Алю я впервые увидела на Сережиных похоронах. Она все подходила к могиле, укладывала свой венок в изголовье и только возвращалась к своим дочкам, трогательно поддерживающим ее, как к могиле подходила Лена, перекладывала Алин венок к изножью. Как только Лена отходила, к могиле снова подходила Аля. Оглядывая стоящую у могилы толпу, Тоня Козлова сказала: «Вот, она, вся Сережина жизнь: от высоколобых университетских дам до брайтоновской парикмахерши». Но так сложилось, что потом мне довелось много с Алей общаться. Бело–розовый зефир, или еще лучше — свежевзбитое сливочное масло — ткнешь пальцем, пройдет насквозь. Глядя на нее легко представить, как Сережа топил в ее добром, ласковом теле свою тоску, свой ужас.
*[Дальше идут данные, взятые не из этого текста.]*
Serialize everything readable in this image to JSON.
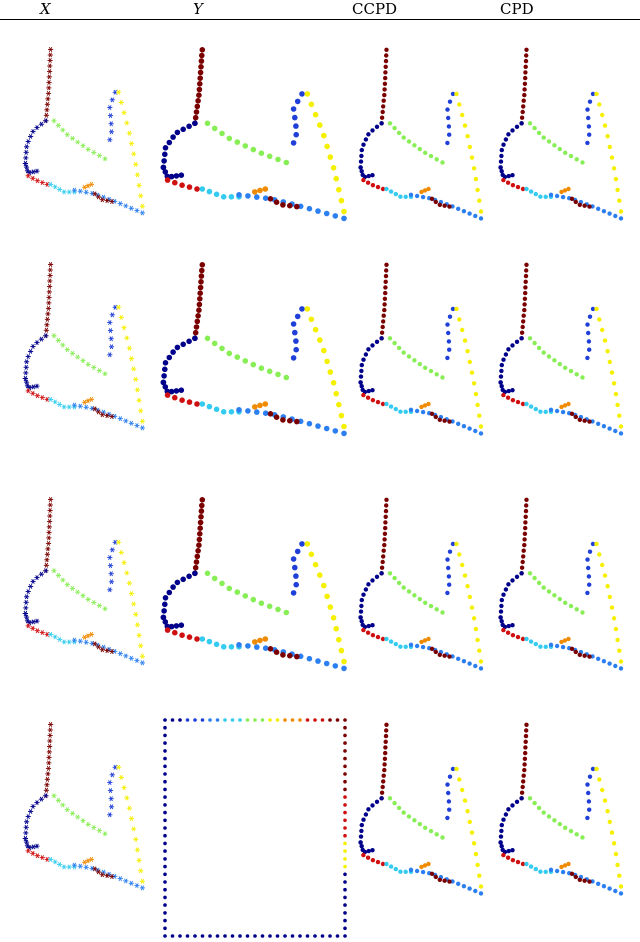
{
  "table": {
    "columns": [
      {
        "key": "x",
        "label": "X",
        "italic": true
      },
      {
        "key": "y",
        "label": "Y",
        "italic": true
      },
      {
        "key": "ccpd",
        "label": "CCPD",
        "italic": false
      },
      {
        "key": "cpd",
        "label": "CPD",
        "italic": false
      }
    ],
    "rows": 4
  },
  "colors": {
    "dark_blue": "#00008b",
    "blue": "#1f3fd8",
    "light_blue": "#2b7ff0",
    "cyan": "#33ccf0",
    "green": "#88ee55",
    "yellow": "#f4f000",
    "orange": "#f08a00",
    "red": "#d01010",
    "dark_red": "#7a0000",
    "brown": "#8b4c4c"
  }
}
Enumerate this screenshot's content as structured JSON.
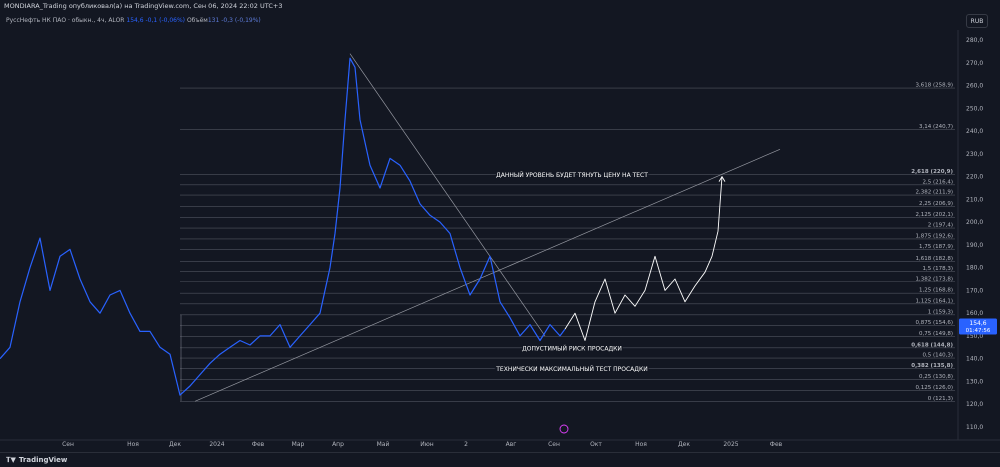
{
  "header": {
    "publisher_line": "MONDIARA_Trading опубликовал(а) на TradingView.com, Сен 06, 2024 22:02 UTC+3",
    "symbol": "РуссНефть НК ПАО · обыкн., 4ч, ALOR",
    "price_value": "154,6",
    "price_change": "-0,1 (-0,06%)",
    "volume_label": "Объём",
    "volume_value": "131",
    "volume_change": "-0,3 (-0,19%)"
  },
  "currency": "RUB",
  "footer": {
    "brand": "TradingView",
    "logo_icon": "tradingview-logo-icon"
  },
  "colors": {
    "background": "#131722",
    "price_line": "#2962ff",
    "projection": "#ffffff",
    "fib_line": "#787b86",
    "price_label_bg": "#2962ff"
  },
  "chart_data": {
    "type": "line",
    "y_axis": {
      "range": [
        105,
        285
      ],
      "ticks": [
        "280,0",
        "270,0",
        "260,0",
        "250,0",
        "240,0",
        "230,0",
        "220,0",
        "210,0",
        "200,0",
        "190,0",
        "180,0",
        "170,0",
        "160,0",
        "150,0",
        "140,0",
        "130,0",
        "120,0",
        "110,0"
      ]
    },
    "x_axis": {
      "ticks": [
        "Сен",
        "Ноя",
        "Дек",
        "2024",
        "Фев",
        "Мар",
        "Апр",
        "Май",
        "Июн",
        "2",
        "Авг",
        "Сен",
        "Окт",
        "Ноя",
        "Дек",
        "2025",
        "Фев"
      ]
    },
    "price_series": {
      "name": "РуссНефть НК ПАО",
      "x": [
        0,
        10,
        20,
        30,
        40,
        50,
        60,
        70,
        80,
        90,
        100,
        110,
        120,
        130,
        140,
        150,
        160,
        170,
        175,
        180,
        190,
        200,
        210,
        220,
        230,
        240,
        250,
        260,
        270,
        280,
        290,
        300,
        310,
        320,
        330,
        335,
        340,
        345,
        350,
        355,
        360,
        370,
        380,
        390,
        400,
        410,
        420,
        430,
        440,
        450,
        460,
        470,
        480,
        490,
        500,
        510,
        520,
        530,
        540,
        550,
        560,
        565
      ],
      "y": [
        140,
        145,
        165,
        180,
        193,
        170,
        185,
        188,
        175,
        165,
        160,
        168,
        170,
        160,
        152,
        152,
        145,
        142,
        133,
        124,
        128,
        133,
        138,
        142,
        145,
        148,
        146,
        150,
        150,
        155,
        145,
        150,
        155,
        160,
        180,
        195,
        215,
        245,
        272,
        268,
        245,
        225,
        215,
        228,
        225,
        218,
        208,
        203,
        200,
        195,
        180,
        168,
        175,
        185,
        165,
        158,
        150,
        155,
        148,
        155,
        150,
        153
      ]
    },
    "projection_series": {
      "x": [
        565,
        575,
        585,
        595,
        605,
        615,
        625,
        635,
        645,
        655,
        665,
        675,
        685,
        695,
        705,
        712,
        718,
        722
      ],
      "y": [
        153,
        160,
        148,
        165,
        175,
        160,
        168,
        163,
        170,
        185,
        170,
        175,
        165,
        172,
        178,
        185,
        196,
        220
      ]
    },
    "current_price": {
      "value": "154,6",
      "countdown": "01:47:56"
    },
    "fib_levels": [
      {
        "label": "3,618 (258,9)",
        "value": 258.9,
        "bold": false
      },
      {
        "label": "3,14 (240,7)",
        "value": 240.7,
        "bold": false
      },
      {
        "label": "2,618 (220,9)",
        "value": 220.9,
        "bold": true
      },
      {
        "label": "2,5 (216,4)",
        "value": 216.4,
        "bold": false
      },
      {
        "label": "2,382 (211,9)",
        "value": 211.9,
        "bold": false
      },
      {
        "label": "2,25 (206,9)",
        "value": 206.9,
        "bold": false
      },
      {
        "label": "2,125 (202,1)",
        "value": 202.1,
        "bold": false
      },
      {
        "label": "2 (197,4)",
        "value": 197.4,
        "bold": false
      },
      {
        "label": "1,875 (192,6)",
        "value": 192.6,
        "bold": false
      },
      {
        "label": "1,75 (187,9)",
        "value": 187.9,
        "bold": false
      },
      {
        "label": "1,618 (182,8)",
        "value": 182.8,
        "bold": false
      },
      {
        "label": "1,5 (178,3)",
        "value": 178.3,
        "bold": false
      },
      {
        "label": "1,382 (173,8)",
        "value": 173.8,
        "bold": false
      },
      {
        "label": "1,25 (168,8)",
        "value": 168.8,
        "bold": false
      },
      {
        "label": "1,125 (164,1)",
        "value": 164.1,
        "bold": false
      },
      {
        "label": "1 (159,3)",
        "value": 159.3,
        "bold": false
      },
      {
        "label": "0,875 (154,6)",
        "value": 154.6,
        "bold": false
      },
      {
        "label": "0,75 (149,8)",
        "value": 149.8,
        "bold": false
      },
      {
        "label": "0,618 (144,8)",
        "value": 144.8,
        "bold": true
      },
      {
        "label": "0,5 (140,3)",
        "value": 140.3,
        "bold": false
      },
      {
        "label": "0,382 (135,8)",
        "value": 135.8,
        "bold": true
      },
      {
        "label": "0,25 (130,8)",
        "value": 130.8,
        "bold": false
      },
      {
        "label": "0,125 (126,0)",
        "value": 126.0,
        "bold": false
      },
      {
        "label": "0 (121,3)",
        "value": 121.3,
        "bold": false
      }
    ],
    "annotations": [
      {
        "text": "ДАННЫЙ УРОВЕНЬ БУДЕТ ТЯНУТЬ ЦЕНУ НА ТЕСТ",
        "value": 220.9
      },
      {
        "text": "ДОПУСТИМЫЙ РИСК ПРОСАДКИ",
        "value": 144.8
      },
      {
        "text": "ТЕХНИЧЕСКИ МАКСИМАЛЬНЫЙ ТЕСТ ПРОСАДКИ",
        "value": 135.8
      }
    ],
    "trendlines": [
      {
        "name": "rising-trendline",
        "from": [
          195,
          121.3
        ],
        "to": [
          780,
          232
        ]
      },
      {
        "name": "falling-trendline",
        "from": [
          350,
          274
        ],
        "to": [
          545,
          150
        ]
      }
    ]
  }
}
Тоску по ненаписанному роману, ужас перед самим собой.
Мне кажется, если бы он отказался от своей вздорной идеи, что читателя надо, всегда потешать, если бы вместо того, что бы прятаться от всего, что его терзало, в Алином тепле, бесстрашно вывернул бы на изнанку душу в своей главной книге — он почувствовал бы освобождение. И перестал бы мчаться навстречу смерти. Может быть, он уже был близок к этому. Ведь написал же он совершенно потрясающее — последнее — письмо Игорю Ефимову. Рядом с ним все остальное — в весе пера.
27‑го июля я последний раз слышала голос Сережи. Был день рождения Миши, Сережа позвонил его поздравить. У нас были гости. Я уговаривала его приехать. Он сказал, что не может, потому, что завязал, боится, что, если приедет, не устоит. Уезжает к своим на дачу. На том и простились. Навсегда.